Data analytics with phyton
In the first project, as a student you will work as a data analyst for a retail company. Your mission is to use data mining and machine learning techniques to investigate patterns in sales data and provide insights into customer buying trends and preferences. All this is executed using Python and SQL libraries for data extraction and manipulation.
In this first module you will acquire a first complete experience of a data analysis process. From the formulation of the business problem, the preparation of the dataset, the creation of a model using a machine learning algorithm, to the presentation of recommendations to the business.
Data science with phyton
In this second module of the data science and data analysis course you will have a different mission.

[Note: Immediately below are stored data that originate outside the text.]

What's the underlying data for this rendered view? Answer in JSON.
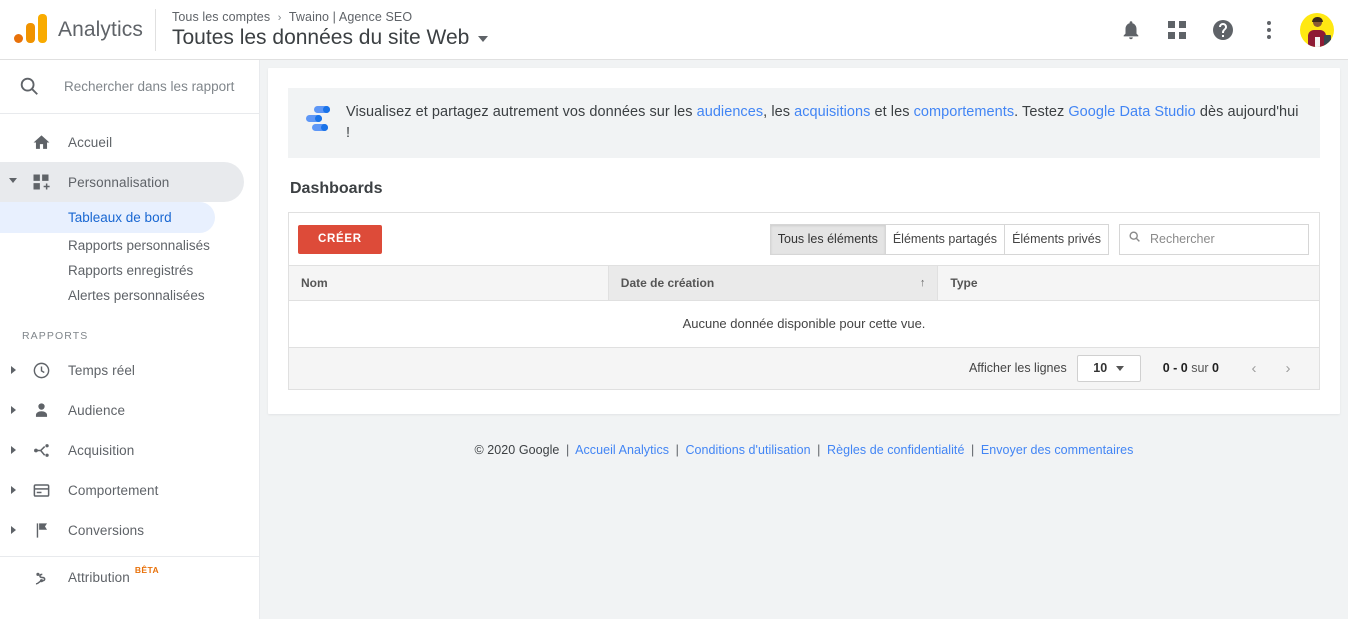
{
  "header": {
    "brand": "Analytics",
    "breadcrumb": {
      "account": "Tous les comptes",
      "separator": "›",
      "property": "Twaino | Agence SEO"
    },
    "view_title": "Toutes les données du site Web",
    "icons": {
      "notifications": "bell-icon",
      "apps": "apps-grid-icon",
      "help": "help-circle-icon",
      "more": "more-vert-icon",
      "avatar": "user-avatar"
    }
  },
  "sidebar": {
    "search_placeholder": "Rechercher dans les rapport",
    "search_value": "",
    "home": {
      "label": "Accueil",
      "icon": "home-icon"
    },
    "customization": {
      "label": "Personnalisation",
      "icon": "customization-icon",
      "expanded": true,
      "children": [
        {
          "label": "Tableaux de bord",
          "selected": true
        },
        {
          "label": "Rapports personnalisés",
          "selected": false
        },
        {
          "label": "Rapports enregistrés",
          "selected": false
        },
        {
          "label": "Alertes personnalisées",
          "selected": false
        }
      ]
    },
    "section_label": "RAPPORTS",
    "reports": [
      {
        "label": "Temps réel",
        "icon": "clock-icon",
        "badge": ""
      },
      {
        "label": "Audience",
        "icon": "person-icon",
        "badge": ""
      },
      {
        "label": "Acquisition",
        "icon": "acquisition-icon",
        "badge": ""
      },
      {
        "label": "Comportement",
        "icon": "behavior-icon",
        "badge": ""
      },
      {
        "label": "Conversions",
        "icon": "flag-icon",
        "badge": ""
      }
    ],
    "attribution": {
      "label": "Attribution",
      "badge": "BÊTA",
      "icon": "attribution-icon"
    }
  },
  "promo": {
    "icon": "data-studio-icon",
    "part1": "Visualisez et partagez autrement vos données sur les ",
    "link1": "audiences",
    "part2": ", les ",
    "link2": "acquisitions",
    "part3": " et les ",
    "link3": "comportements",
    "part4": ". Testez ",
    "link4": "Google Data Studio",
    "part5": " dès aujourd'hui !"
  },
  "main": {
    "page_title": "Dashboards",
    "create_button": "CRÉER",
    "segments": [
      {
        "label": "Tous les éléments",
        "selected": true
      },
      {
        "label": "Éléments partagés",
        "selected": false
      },
      {
        "label": "Éléments privés",
        "selected": false
      }
    ],
    "search_placeholder": "Rechercher",
    "search_value": "",
    "table": {
      "columns": [
        {
          "label": "Nom",
          "sorted": false,
          "sort_dir": ""
        },
        {
          "label": "Date de création",
          "sorted": true,
          "sort_dir": "↑"
        },
        {
          "label": "Type",
          "sorted": false,
          "sort_dir": ""
        }
      ],
      "rows": [],
      "empty_message": "Aucune donnée disponible pour cette vue."
    },
    "pagination": {
      "rows_label": "Afficher les lignes",
      "rows_per_page": "10",
      "range": "0 - 0 sur 0",
      "range_start": "0 - 0",
      "range_mid": " sur ",
      "range_end": "0",
      "prev": "‹",
      "next": "›"
    }
  },
  "footer": {
    "copyright": "© 2020 Google",
    "links": [
      "Accueil Analytics",
      "Conditions d'utilisation",
      "Règles de confidentialité",
      "Envoyer des commentaires"
    ],
    "separator": "|"
  },
  "colors": {
    "accent_blue": "#4285f4",
    "selected_blue": "#1967d2",
    "selected_bg": "#e8f0fe",
    "create_red": "#dd4b39",
    "beta_orange": "#E8710A",
    "avatar_yellow": "#FFE812"
  }
}
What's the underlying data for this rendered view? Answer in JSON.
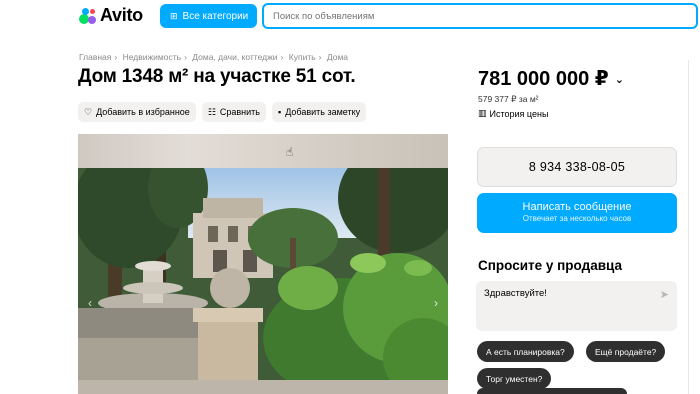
{
  "header": {
    "logo_text": "Avito",
    "categories_label": "Все категории",
    "search_placeholder": "Поиск по объявлениям"
  },
  "breadcrumb": [
    "Главная",
    "Недвижимость",
    "Дома, дачи, коттеджи",
    "Купить",
    "Дома"
  ],
  "title": "Дом 1348 м² на участке 51 сот.",
  "actions": {
    "favorite": "Добавить в избранное",
    "compare": "Сравнить",
    "note": "Добавить заметку"
  },
  "price": {
    "value": "781 000 000 ₽",
    "per_meter": "579 377 ₽ за м²",
    "history": "История цены"
  },
  "contact": {
    "phone": "8 934 338-08-05",
    "message_label": "Написать сообщение",
    "message_sub": "Отвечает за несколько часов"
  },
  "ask": {
    "title": "Спросите у продавца",
    "message": "Здравствуйте!",
    "chips": [
      "А есть планировка?",
      "Ещё продаёте?",
      "Торг уместен?"
    ]
  },
  "colors": {
    "accent": "#00aaff",
    "chip_bg": "#2f2f2f",
    "button_gray": "#f2f1f0"
  },
  "icons": {
    "heart": "heart-icon",
    "compare": "compare-icon",
    "note": "note-icon",
    "history": "chart-icon",
    "send": "send-icon",
    "search_categories": "grid-search-icon"
  }
}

Your job as a Data Scientist will be to identify which customer attributes are significantly related to non-payment situations. You will be asked to build a predictive model that can be used to better classify customers compared to previously implemented models. Regression methods are used. Your work should be submitted as a Jupyter Notebook (Python tool) to your GitHub account.
Recommendation systems and market basket analysis with R
In this third module you will work with a new challenge. Your goal will be to extend the application of data mining methods to develop predictive models and you will use R to achieve this.

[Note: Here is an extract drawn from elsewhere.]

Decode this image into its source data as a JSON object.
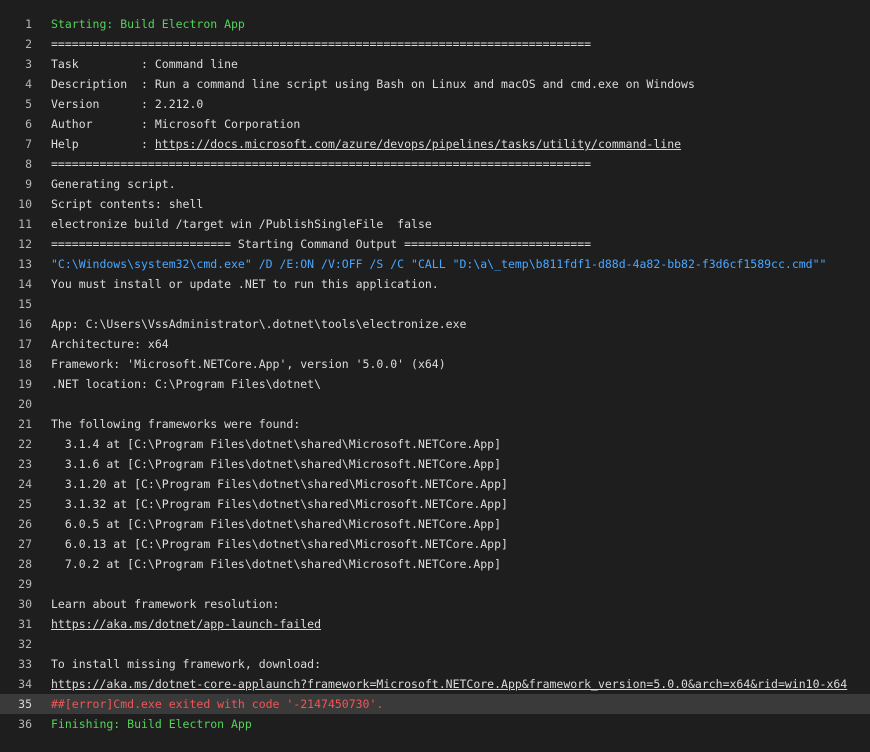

In this course you will use machine learning methods to predict which brand of computer products customers prefer based on demographic data collected in a marketing survey. The ultimate goal is to be able to determine product associations that will be used to drive sales. As a student you will design and implement a recommendation system similar to those used by Amazon and other e-commerce companies.
Time series analysis and deep learning
In this advanced module, you will work for an IoT (Internet of things) technology startup that wants to use Data Analytics to solve two complex problems in the physical world. You will use the statistical programming language R to perform descriptive and predictive statistics and create models using time series regression techniques and statistical classifiers.
During the second case, you will return to Python to carry out a final project which consists in determining the physical position of a person in an interior space of several buildings by tracking their wifi fingerprint. These projects are highly complex and position the student at a high level as a Data Science professional.